As did many other Republican freshmen state representatives, Dee Margo of El Paso campaigned against higher state spending and for smaller government. On his campaign website, Margo even mentioned a nonexistent state “surplus.”
So, now that the Republican leadership in Austin is planning deep cuts in public education and other important services, what does Margo do when he goes back home to face questions from worried (and maybe angry) constituents?
At least, according to the El Paso Times, that’s what he did at a town hall meeting over the weekend in El Paso, as several of his colleagues doubtlessly have in similar meetings in other communities in recent weeks.
Margo acknowledged there is a “lot of bleeding” in pending budget proposals, but he told the audience that he and other lawmakers from the El Paso area were working behind the scenes to keep their community from taking a large hit. And, since the final version of the state budget hasn’t been written yet, he was able to say that the eventual impact on El Paso’s public schools, universities and other public services is still “up in the air.”

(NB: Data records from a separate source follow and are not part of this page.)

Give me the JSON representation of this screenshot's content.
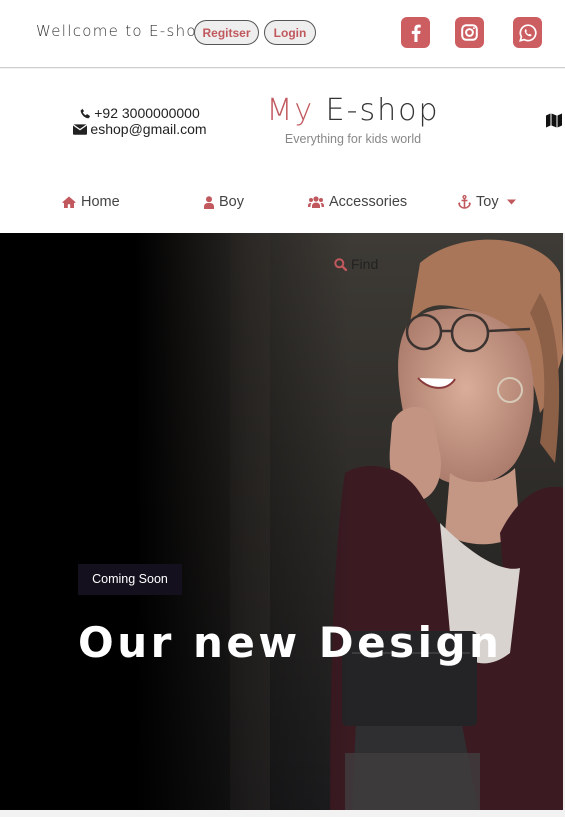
{
  "topbar": {
    "welcome": "Wellcome to E-shop",
    "register_label": "Regitser",
    "login_label": "Login",
    "social": [
      "facebook-icon",
      "instagram-icon",
      "whatsapp-icon"
    ]
  },
  "header": {
    "phone": "+92 3000000000",
    "email": "eshop@gmail.com",
    "brand_my": "My",
    "brand_name": "E-shop",
    "tagline": "Everything for kids world"
  },
  "nav": {
    "home": "Home",
    "boy": "Boy",
    "accessories": "Accessories",
    "toy": "Toy"
  },
  "hero": {
    "find_label": "Find",
    "badge": "Coming Soon",
    "headline": "Our new Design"
  },
  "colors": {
    "accent": "#c0585d",
    "social_bg": "#cc5e62",
    "badge_bg": "#14101e"
  }
}
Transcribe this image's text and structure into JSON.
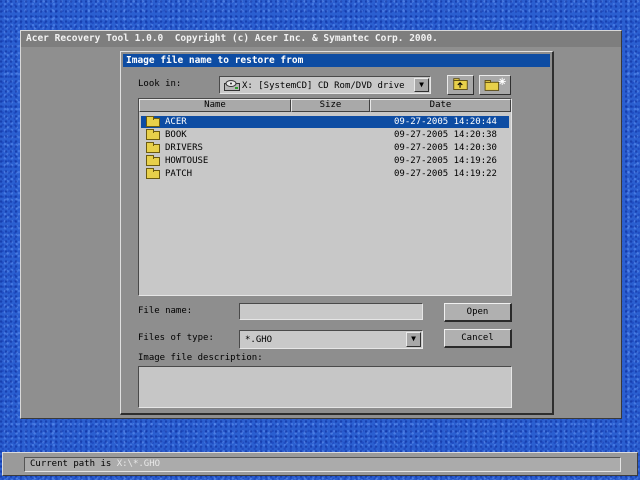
{
  "app": {
    "title": "Acer Recovery Tool 1.0.0  Copyright (c) Acer Inc. & Symantec Corp. 2000."
  },
  "dialog": {
    "title": "Image file name to restore from",
    "look_in_label": "Look in:",
    "look_in_value": "X: [SystemCD] CD Rom/DVD drive",
    "columns": {
      "name": "Name",
      "size": "Size",
      "date": "Date"
    },
    "files": [
      {
        "name": "ACER",
        "size": "",
        "date": "09-27-2005 14:20:44",
        "selected": true
      },
      {
        "name": "BOOK",
        "size": "",
        "date": "09-27-2005 14:20:38",
        "selected": false
      },
      {
        "name": "DRIVERS",
        "size": "",
        "date": "09-27-2005 14:20:30",
        "selected": false
      },
      {
        "name": "HOWTOUSE",
        "size": "",
        "date": "09-27-2005 14:19:26",
        "selected": false
      },
      {
        "name": "PATCH",
        "size": "",
        "date": "09-27-2005 14:19:22",
        "selected": false
      }
    ],
    "file_name_label": "File name:",
    "file_name_value": "",
    "files_of_type_label": "Files of type:",
    "files_of_type_value": "*.GHO",
    "description_label": "Image file description:",
    "description_value": "",
    "open_label": "Open",
    "cancel_label": "Cancel",
    "combo_arrow": "▼"
  },
  "status": {
    "label": "Current path is",
    "path": "X:\\*.GHO"
  },
  "icons": {
    "drive": "cd-drive-icon",
    "up_folder": "up-one-level-icon",
    "new_folder": "new-folder-icon",
    "folder": "folder-icon"
  },
  "colors": {
    "desktop": "#2b5fd0",
    "title_active": "#0d4ca3",
    "selection": "#0d4ca3",
    "folder": "#e8d04a"
  }
}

The reality, of course, is that El Paso will take a huge hit in critical public services, and so will hundreds of other Texas communities, unless Margo and lawmakers like him defy the governor and the tea partiers and pass a realistic state budget. That would include taking steps like spending all the Rainy Day Fund and finding new revenue in order to minimize some of the looming cuts.
Pretty soon, Margo will have to stop dancing and start voting.